After this initial experience, Aisling knew she would need speciality training. Following some research, she decided the best option would be an areola restorative tattooing course in Calgary, Canada, which includes scar cover-up training.
The course is very art orientated and you need to be accepted on it by showing your work, as well as having a minimum number of years’ experience tattooing and previous experience with scar tissue.
Aisling was accepted, travelled to Calgary in November 2018 to complete the course and did her first areola tattoo there. The course also introduced Aisling to a network of tattoo artists worldwide carrying out similar work.
When she came home from Canada, Aisling was doing one decorative mastectomy or areola tattoo every few months. Now she does roughly two a week and is booked up until 2021.
The consultation, Aisling says, is detailed. If it’s only one nipple she is tattooing on, she can match it to the other. If a client has taken pictures of their nipples pre-surgery, she can try to recreate them as closely as possible.
“I’d a lady in getting a full decorative piece. We took a break and she said, ‘Is it OK if I go down to the shop?’ and I said, ‘Yeah, work away, I’ll cover the area’. She said then, ‘Ah sure, I won’t put the bra on’. Off she went, came back and said, ‘I haven’t gone outside without a bra since this, that’s how much confidence I have right now’.”
In Ireland at present, Aisling is one of the only people doing these tattoos. In terms of options offered alongside reconstructive surgery, the areola and nipple can be drawn on, but are not defined. You can also get a second surgery to have a nipple reconstructed.
Going forward, Aisling would like if more of her business moved towards mastectomy and areola restorative tattooing, but would also like to keep at least one day a week for her regular tattooing work.
These women deserve the best
She feels there’s scope for tattoo artists to work with doctors on the breast reconstruction process.
“In America, team members of mine from the course are working with surgeons and helping them design the reconstructive side of things. It’s nice to have a collaboration, because we’re all in this together to help the client get the best results.”
“These women deserve the best,” she says. “It’s how they feel about themselves, it’s their self-confidence. Even if it’s just walking by a mirror and catching a glance of yourself, having the nipple back there, it just looks normal. Your subconscious just sees the normal thing, you don’t see the trauma you’ve been through.”
In January 2019, Jean Hogan from Limerick had a double mastectomy and reconstructive surgery.
“With a lot of doctors there’s the option of saving your own nipple,” Jean explains, “but you’re leaving behind a small percentage where the cancer could come back, so I didn’t go for it.
“The only option I heard about was where they construct you a nipple through surgery themselves, but that would be another surgery again. I’d never heard about the tattoos.”
Six months after her surgery, Jean came across Aisling’s work on Facebook. Aisling explained to Jean she would have to wait until a year post-surgery to get the areola tattoos, and so in February of this year she travelled to Newbridge.

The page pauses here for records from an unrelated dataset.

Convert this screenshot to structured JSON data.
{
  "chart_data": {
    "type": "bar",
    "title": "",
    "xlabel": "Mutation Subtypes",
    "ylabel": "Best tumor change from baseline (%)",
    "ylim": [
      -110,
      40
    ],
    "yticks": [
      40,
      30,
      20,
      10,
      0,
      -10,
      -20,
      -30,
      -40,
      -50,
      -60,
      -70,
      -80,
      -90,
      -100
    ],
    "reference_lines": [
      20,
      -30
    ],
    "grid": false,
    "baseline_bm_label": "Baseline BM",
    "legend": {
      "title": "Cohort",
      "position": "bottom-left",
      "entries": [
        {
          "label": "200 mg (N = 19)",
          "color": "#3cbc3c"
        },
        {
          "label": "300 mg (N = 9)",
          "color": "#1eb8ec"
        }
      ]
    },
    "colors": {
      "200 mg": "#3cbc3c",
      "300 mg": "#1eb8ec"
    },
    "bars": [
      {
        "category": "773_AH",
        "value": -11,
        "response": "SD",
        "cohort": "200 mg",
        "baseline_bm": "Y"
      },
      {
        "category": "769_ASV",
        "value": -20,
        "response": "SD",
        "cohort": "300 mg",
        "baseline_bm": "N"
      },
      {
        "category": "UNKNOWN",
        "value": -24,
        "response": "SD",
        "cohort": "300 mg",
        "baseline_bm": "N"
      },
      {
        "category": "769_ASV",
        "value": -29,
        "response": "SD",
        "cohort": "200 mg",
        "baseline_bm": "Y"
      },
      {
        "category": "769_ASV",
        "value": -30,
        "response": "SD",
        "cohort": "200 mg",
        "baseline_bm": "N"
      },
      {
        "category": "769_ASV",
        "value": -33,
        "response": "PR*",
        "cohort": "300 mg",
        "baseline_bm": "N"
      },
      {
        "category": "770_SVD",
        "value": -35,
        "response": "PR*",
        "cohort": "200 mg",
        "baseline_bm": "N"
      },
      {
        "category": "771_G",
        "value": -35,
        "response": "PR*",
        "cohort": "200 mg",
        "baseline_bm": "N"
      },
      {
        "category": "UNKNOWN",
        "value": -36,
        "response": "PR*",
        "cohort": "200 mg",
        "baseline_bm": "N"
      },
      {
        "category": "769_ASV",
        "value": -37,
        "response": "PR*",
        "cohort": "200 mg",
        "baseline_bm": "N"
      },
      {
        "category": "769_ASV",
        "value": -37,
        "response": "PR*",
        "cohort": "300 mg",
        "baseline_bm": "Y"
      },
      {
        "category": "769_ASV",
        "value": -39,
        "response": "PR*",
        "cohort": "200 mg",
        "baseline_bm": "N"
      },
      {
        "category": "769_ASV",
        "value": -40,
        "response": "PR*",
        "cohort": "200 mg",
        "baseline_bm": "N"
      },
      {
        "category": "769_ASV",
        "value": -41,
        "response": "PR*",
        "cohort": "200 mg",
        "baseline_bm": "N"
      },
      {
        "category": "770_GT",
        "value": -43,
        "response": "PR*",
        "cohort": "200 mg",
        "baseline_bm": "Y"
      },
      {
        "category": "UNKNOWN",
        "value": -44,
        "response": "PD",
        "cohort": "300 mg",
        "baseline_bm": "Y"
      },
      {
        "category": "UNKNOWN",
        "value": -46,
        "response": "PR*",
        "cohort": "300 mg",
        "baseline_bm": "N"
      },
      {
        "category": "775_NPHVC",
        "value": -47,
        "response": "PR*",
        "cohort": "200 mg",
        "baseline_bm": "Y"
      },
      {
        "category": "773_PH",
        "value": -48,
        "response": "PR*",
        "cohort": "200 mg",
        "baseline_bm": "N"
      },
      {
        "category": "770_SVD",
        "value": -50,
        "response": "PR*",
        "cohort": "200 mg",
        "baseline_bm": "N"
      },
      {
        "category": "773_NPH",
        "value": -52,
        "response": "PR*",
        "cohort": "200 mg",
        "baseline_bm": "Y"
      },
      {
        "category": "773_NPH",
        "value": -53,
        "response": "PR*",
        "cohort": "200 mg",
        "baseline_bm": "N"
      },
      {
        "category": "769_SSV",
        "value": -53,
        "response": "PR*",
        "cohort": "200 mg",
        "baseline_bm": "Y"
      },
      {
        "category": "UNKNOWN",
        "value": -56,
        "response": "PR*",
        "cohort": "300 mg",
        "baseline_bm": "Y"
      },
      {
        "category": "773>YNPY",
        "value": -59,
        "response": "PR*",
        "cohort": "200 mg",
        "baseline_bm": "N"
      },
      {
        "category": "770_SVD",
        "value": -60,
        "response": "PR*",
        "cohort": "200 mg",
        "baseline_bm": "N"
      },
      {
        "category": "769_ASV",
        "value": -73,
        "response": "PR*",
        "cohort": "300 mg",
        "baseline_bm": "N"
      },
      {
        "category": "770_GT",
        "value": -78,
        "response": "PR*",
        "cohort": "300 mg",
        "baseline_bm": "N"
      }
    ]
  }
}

“I wanted to get it for cosmetic reasons and I wasn’t willing to go in for another surgery. I didn’t want to put my body through that. For me, it’s perfect. It’s exactly what I needed, there’s something there. It just seemed very bare without it.”
For Jean, getting the areola tattoo has improved her confidence greatly. She hopes going forward more information around options like this will be made available to breast cancer patients.
“There’s no information made available to you on anything like this. It’s very much ‘go out there yourself and find things’. Especially as a young person, it’s an awful time, so if you knew these things were available to you, it would definitely make it a little bit easier.”